The Future of Sparse Bundles — As I mentioned earlier, Time Machine stores your backups in sparse bundles when you’re backing up over a network (to another Mac running Leopard, or to a Time Capsule). The Leopard version of FileVault also uses the sparse bundle format now, which may decrease its susceptibility to disk errors. (I’m still no fan of FileVault, though, because apart from the threat of losing data to file corruption, I prefer much greater control over what is, and isn’t, encrypted.) But what I find most exciting about sparse bundles is the problems they could potentially solve, if more developers used them.
Let’s go back to the problem of backing up huge files that change frequently. If you use Parallels Desktop or VMware Fusion to run Windows on your Mac, this is still an issue, because those programs still store all their data in monolithic disk image files. Similarly, Microsoft Entourage uses a single big database file to store all your email, contacts, and calendar information. So conventional wisdom says you should exclude files like these from Time Machine or other backup programs that run frequently, because otherwise your backups will take an excessively long time and require tons of disk space. Unfortunately, that also means you have to find some other, more cumbersome way to back up that data – or leave it unprotected.
If Parallels, VMware, and Microsoft were to adopt the sparse bundle format for their respective data storage needs, at least as an option, this problem could disappear. (This approach would work only under Leopard, however.) In fact, I know of at least one attempt to trick Entourage into using a sparse bundle, though the process is rather elaborate and geeky, and I haven’t tried it myself.
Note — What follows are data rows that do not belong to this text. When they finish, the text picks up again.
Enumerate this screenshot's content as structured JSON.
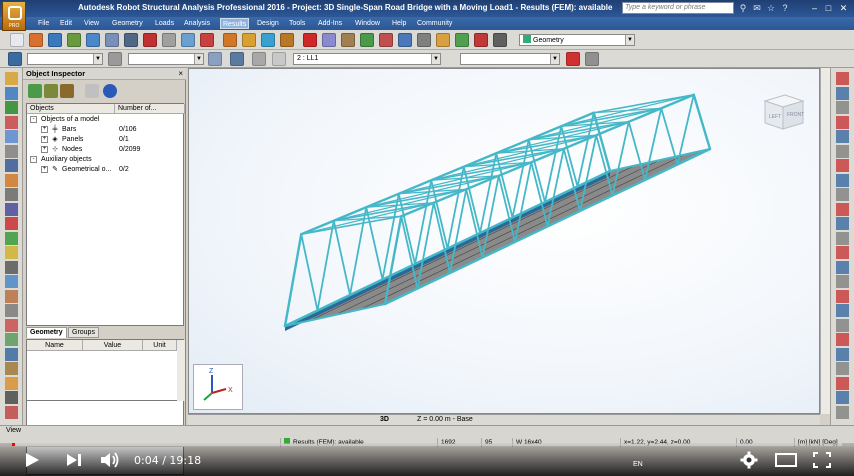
{
  "window": {
    "title": "Autodesk Robot Structural Analysis Professional 2016 - Project: 3D Single-Span Road Bridge with a Moving Load1 - Results (FEM): available",
    "search_placeholder": "Type a keyword or phrase",
    "logo_text": "PRO"
  },
  "menu": [
    "File",
    "Edit",
    "View",
    "Geometry",
    "Loads",
    "Analysis",
    "Results",
    "Design",
    "Tools",
    "Add-Ins",
    "Window",
    "Help",
    "Community"
  ],
  "menu_active": "Results",
  "toolbar": {
    "layout_combo": "Geometry",
    "case_combo": "2 : LL1"
  },
  "inspector": {
    "title": "Object Inspector",
    "columns": [
      "Objects",
      "Number of..."
    ],
    "tree": [
      {
        "label": "Objects of a model",
        "count": "",
        "level": 0,
        "toggle": "-"
      },
      {
        "label": "Bars",
        "count": "0/106",
        "level": 1,
        "toggle": "+"
      },
      {
        "label": "Panels",
        "count": "0/1",
        "level": 1,
        "toggle": "+"
      },
      {
        "label": "Nodes",
        "count": "0/2099",
        "level": 1,
        "toggle": "+"
      },
      {
        "label": "Auxiliary objects",
        "count": "",
        "level": 0,
        "toggle": "-"
      },
      {
        "label": "Geometrical o...",
        "count": "0/2",
        "level": 1,
        "toggle": "+"
      }
    ],
    "tabs": [
      "Geometry",
      "Groups"
    ],
    "prop_columns": [
      "Name",
      "Value",
      "Unit"
    ]
  },
  "viewport": {
    "view_mode": "3D",
    "plane": "Z = 0.00 m - Base",
    "cube_left": "LEFT",
    "cube_front": "FRONT"
  },
  "status": {
    "view_label": "View",
    "results": "Results (FEM): available",
    "num1": "1692",
    "num2": "95",
    "section": "W 16x40",
    "coords": "x=1.22, y=2.44, z=0.00",
    "value": "0.00",
    "units": "[m] [kN] [Deg]"
  },
  "player": {
    "time": "0:04 / 19:18",
    "progress": 0.0035,
    "lang": "EN"
  },
  "colors": {
    "truss": "#45b8c8",
    "deck": "#8a8a8a",
    "progress": "#ff0000"
  }
}
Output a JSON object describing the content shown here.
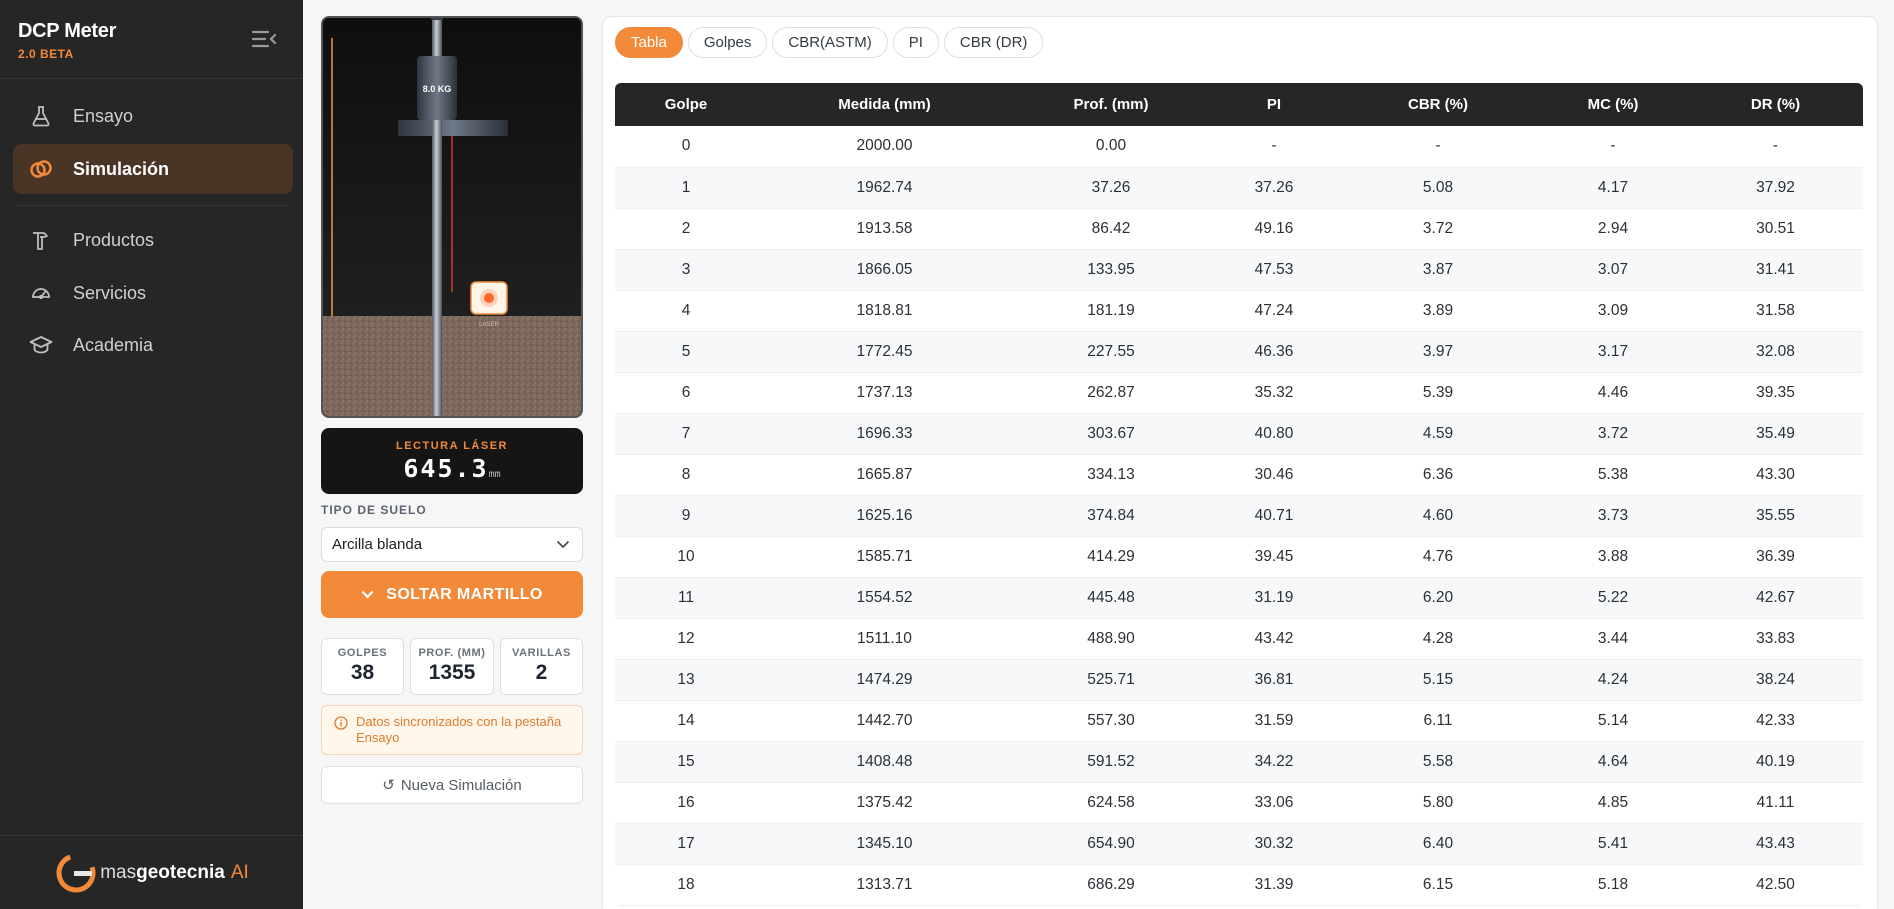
{
  "app": {
    "title": "DCP Meter",
    "version": "2.0 BETA",
    "accent_color": "#f28a3a"
  },
  "sidebar": {
    "items": [
      {
        "label": "Ensayo",
        "icon": "flask-icon",
        "active": false
      },
      {
        "label": "Simulación",
        "icon": "rings-icon",
        "active": true
      },
      {
        "label": "Productos",
        "icon": "hammer-icon",
        "active": false
      },
      {
        "label": "Servicios",
        "icon": "gauge-icon",
        "active": false
      },
      {
        "label": "Academia",
        "icon": "graduation-cap-icon",
        "active": false
      }
    ],
    "footer": {
      "logo_prefix": "mas",
      "logo_bold": "geotecnia",
      "logo_suffix": "AI"
    }
  },
  "simulation": {
    "hammer_weight": "8.0 KG",
    "laser_tag": "LASER",
    "laser_reading_label": "LECTURA LÁSER",
    "laser_reading_value": "645.3",
    "laser_reading_unit": "mm",
    "soil_type_label": "TIPO DE SUELO",
    "soil_type_value": "Arcilla blanda",
    "drop_button_label": "SOLTAR MARTILLO",
    "stats": {
      "blows_label": "GOLPES",
      "blows_value": "38",
      "depth_label": "PROF. (MM)",
      "depth_value": "1355",
      "rods_label": "VARILLAS",
      "rods_value": "2"
    },
    "sync_note": "Datos sincronizados con la pestaña Ensayo",
    "new_sim_label": "Nueva Simulación"
  },
  "data_view": {
    "tabs": [
      {
        "label": "Tabla",
        "active": true
      },
      {
        "label": "Golpes",
        "active": false
      },
      {
        "label": "CBR(ASTM)",
        "active": false
      },
      {
        "label": "PI",
        "active": false
      },
      {
        "label": "CBR (DR)",
        "active": false
      }
    ],
    "columns": [
      "Golpe",
      "Medida (mm)",
      "Prof. (mm)",
      "PI",
      "CBR (%)",
      "MC (%)",
      "DR (%)"
    ],
    "rows": [
      [
        "0",
        "2000.00",
        "0.00",
        "-",
        "-",
        "-",
        "-"
      ],
      [
        "1",
        "1962.74",
        "37.26",
        "37.26",
        "5.08",
        "4.17",
        "37.92"
      ],
      [
        "2",
        "1913.58",
        "86.42",
        "49.16",
        "3.72",
        "2.94",
        "30.51"
      ],
      [
        "3",
        "1866.05",
        "133.95",
        "47.53",
        "3.87",
        "3.07",
        "31.41"
      ],
      [
        "4",
        "1818.81",
        "181.19",
        "47.24",
        "3.89",
        "3.09",
        "31.58"
      ],
      [
        "5",
        "1772.45",
        "227.55",
        "46.36",
        "3.97",
        "3.17",
        "32.08"
      ],
      [
        "6",
        "1737.13",
        "262.87",
        "35.32",
        "5.39",
        "4.46",
        "39.35"
      ],
      [
        "7",
        "1696.33",
        "303.67",
        "40.80",
        "4.59",
        "3.72",
        "35.49"
      ],
      [
        "8",
        "1665.87",
        "334.13",
        "30.46",
        "6.36",
        "5.38",
        "43.30"
      ],
      [
        "9",
        "1625.16",
        "374.84",
        "40.71",
        "4.60",
        "3.73",
        "35.55"
      ],
      [
        "10",
        "1585.71",
        "414.29",
        "39.45",
        "4.76",
        "3.88",
        "36.39"
      ],
      [
        "11",
        "1554.52",
        "445.48",
        "31.19",
        "6.20",
        "5.22",
        "42.67"
      ],
      [
        "12",
        "1511.10",
        "488.90",
        "43.42",
        "4.28",
        "3.44",
        "33.83"
      ],
      [
        "13",
        "1474.29",
        "525.71",
        "36.81",
        "5.15",
        "4.24",
        "38.24"
      ],
      [
        "14",
        "1442.70",
        "557.30",
        "31.59",
        "6.11",
        "5.14",
        "42.33"
      ],
      [
        "15",
        "1408.48",
        "591.52",
        "34.22",
        "5.58",
        "4.64",
        "40.19"
      ],
      [
        "16",
        "1375.42",
        "624.58",
        "33.06",
        "5.80",
        "4.85",
        "41.11"
      ],
      [
        "17",
        "1345.10",
        "654.90",
        "30.32",
        "6.40",
        "5.41",
        "43.43"
      ],
      [
        "18",
        "1313.71",
        "686.29",
        "31.39",
        "6.15",
        "5.18",
        "42.50"
      ]
    ]
  }
}
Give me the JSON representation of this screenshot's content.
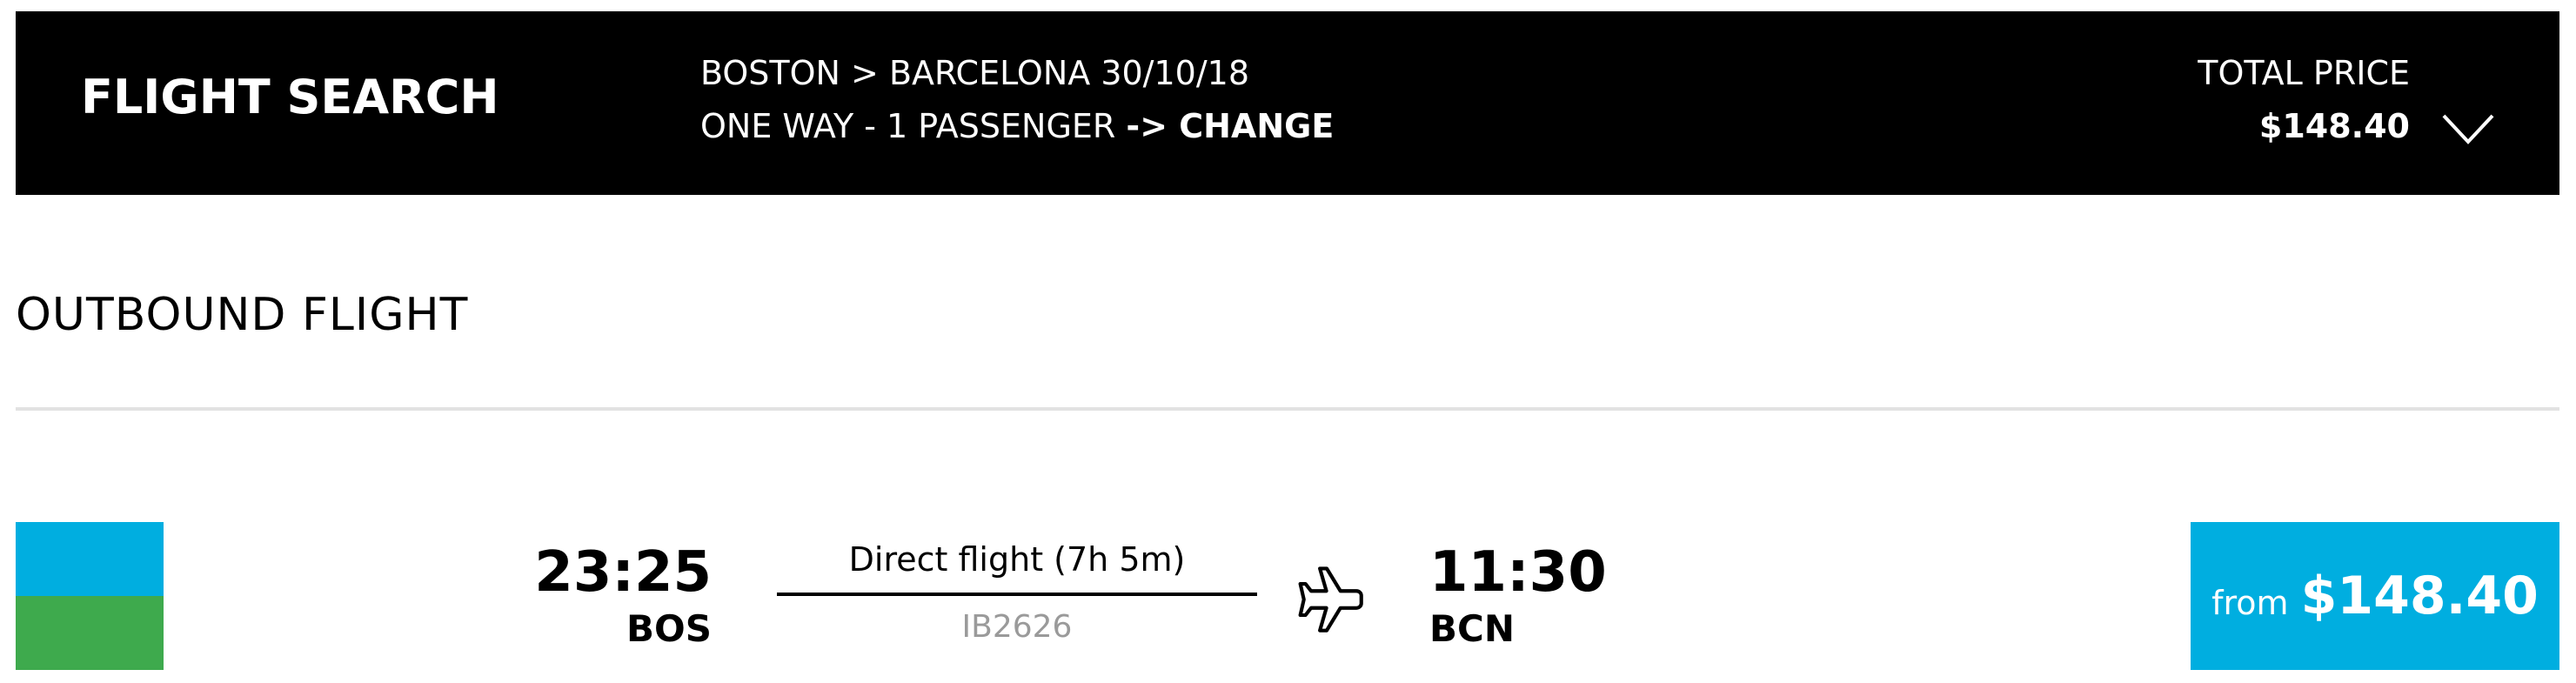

Similar acrobatics could possibly be performed with virtualization programs, basically forcing them to store their existing disk images on sparse bundles, but it would be better by far if users didn’t have to jump through such hoops.
Although Entourage and virtualization programs are among the most prominent examples, undoubtedly many other applications that deal with very large files could also benefit from using sparse bundles. For all I know, perhaps developers are already hard at work bundling up their images, or perhaps technical problems I’m unaware of (beyond the requirement for Leopard) make it harder than I imagine. But for the sake of speedy and space-efficient backups, I certainly hope the sparse bundle rapidly becomes a favorite format for storing large amounts of data.